The illustrations by Luis Trápaga, a Cuban artist living in Havana vividly accompany the stories, but they also provide their own chapter that tells a visual history through drawings, an acid criticism against repression and submission entitled the ’Decalogue from Prison Island.’ “Before, you had to ask for permission to leave Cuba, and it was a kind of jail in that sense,” Trápaga told Efe. And nowadays?
“It has been the artistic piece with which I’ve worked with the greatest freedom (thematic), I have been able to draw whatever I wanted.” However, Luis reveals that “many of my artist friends have problems on the Island” and recalls how he also spent a couple of nights in jail for “attending a performance in the Plaza de la Revolución. That seemed offensive to them.”

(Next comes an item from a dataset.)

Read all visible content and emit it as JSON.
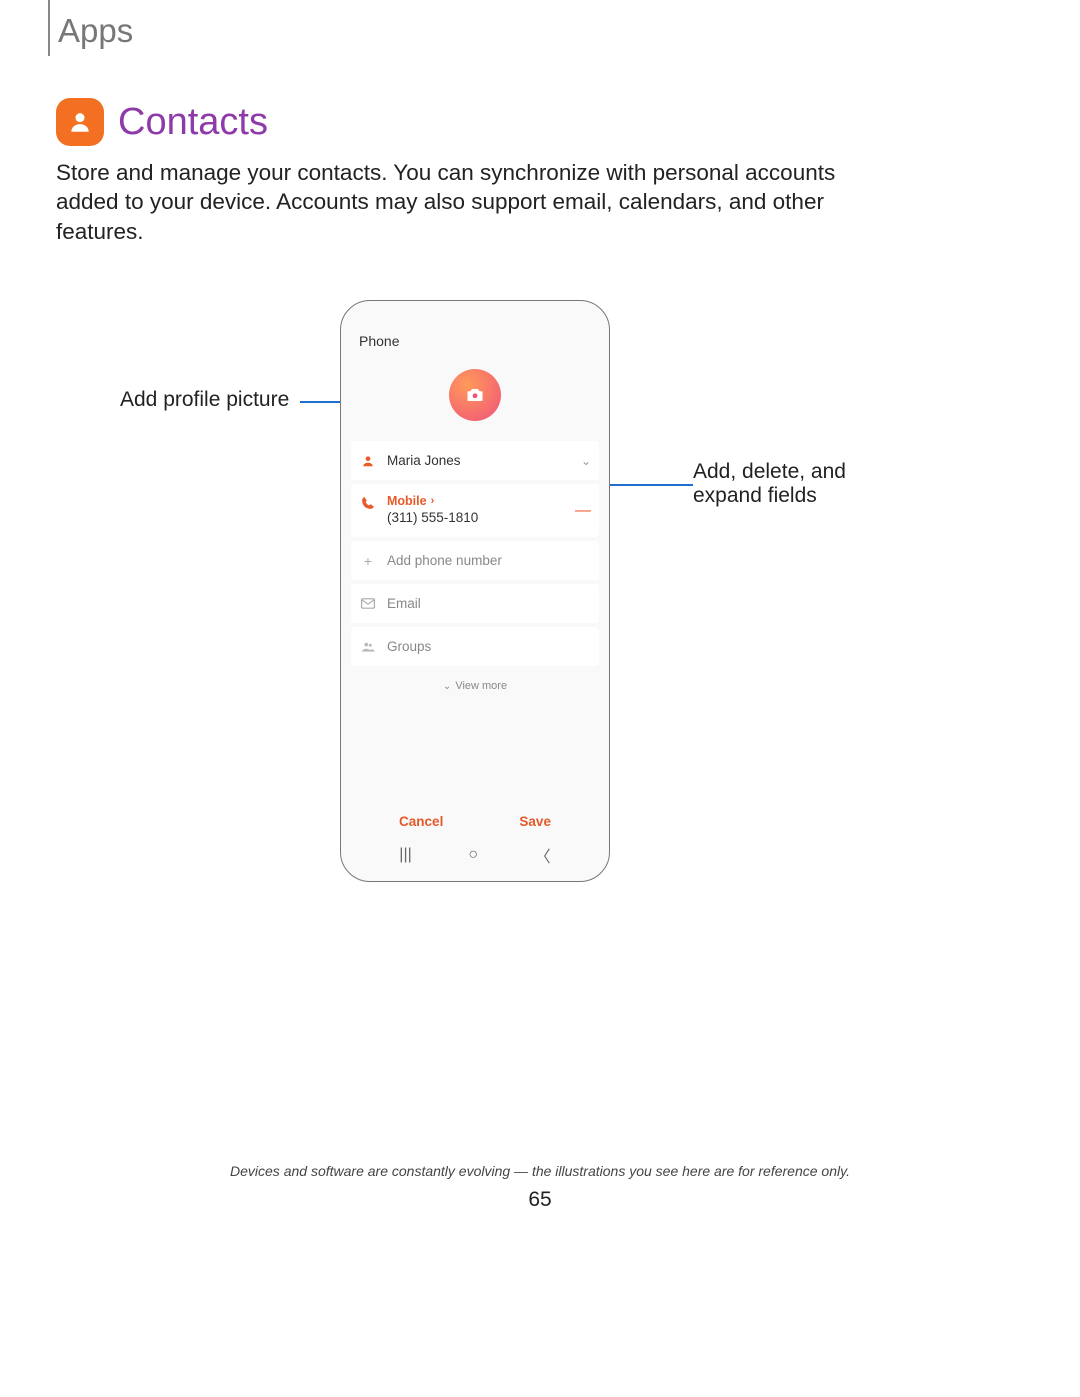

For Trápaga, “violence and eroticism among the prisoners (all men) is the common element” of most narratives, where homosexual sex abounds in the stories.
An open eroticism that results in a total uprising against the slogan of “work will make you men,”,a lapidary phrase that welcomed the forced labor camp that Ernesto Che Guevara built in the Guanahacabibes peninsula after the victory of the Revolution in 1959, and that in its beginnings housed Cuban homosexuals, enemies of the State because of their sexual condition.
Another of the stories in the book, details the stay in prison of Pablo, an inmate who was sentenced to 40 years for killing a cow. Cuban writer Jorge Carpio, who edited the prison accounts, explains that this sentence is “hyperbole, but it reflects with humor the severe punishments that prisoners faced for common crimes,” and adds that the penalties for stealing livestock were harsh in the early years of the Cuban revolution.
The only account of a political prisoner is by Ángel Santiesteban, a well-known Cuban writer and dissident. His brother tried to escape from the Island three decades ago, and he was sentenced to fourteen months when he was just 17 years old for not betraying him.
Santiesteban, hiding in a house in the Cuban capital, explains to Efe, anxious about an arrest that he considers imminent due to his participation in the demonstrations of July 11, that his story was written during his long imprisonment on a hunger strike, already from adult and for political reasons: “They mistreated me by giving me a perfidious liquid when I was already on the verge of starvation, and they showed me photos of my son, also detained and tortured.”
The story came out because some prisoners, “friends who gambled it for me” took him out to the streets. And he also denounces that now he only “wants to live, write and create in freedom. Period”
Carlos Montenegro, a pioneer in Cuban prison stories, and whose narration is the first of the stories in the book, written from prison and published in 1929 of the last century, opined: “Think of a country under tyranny, it is a prison.”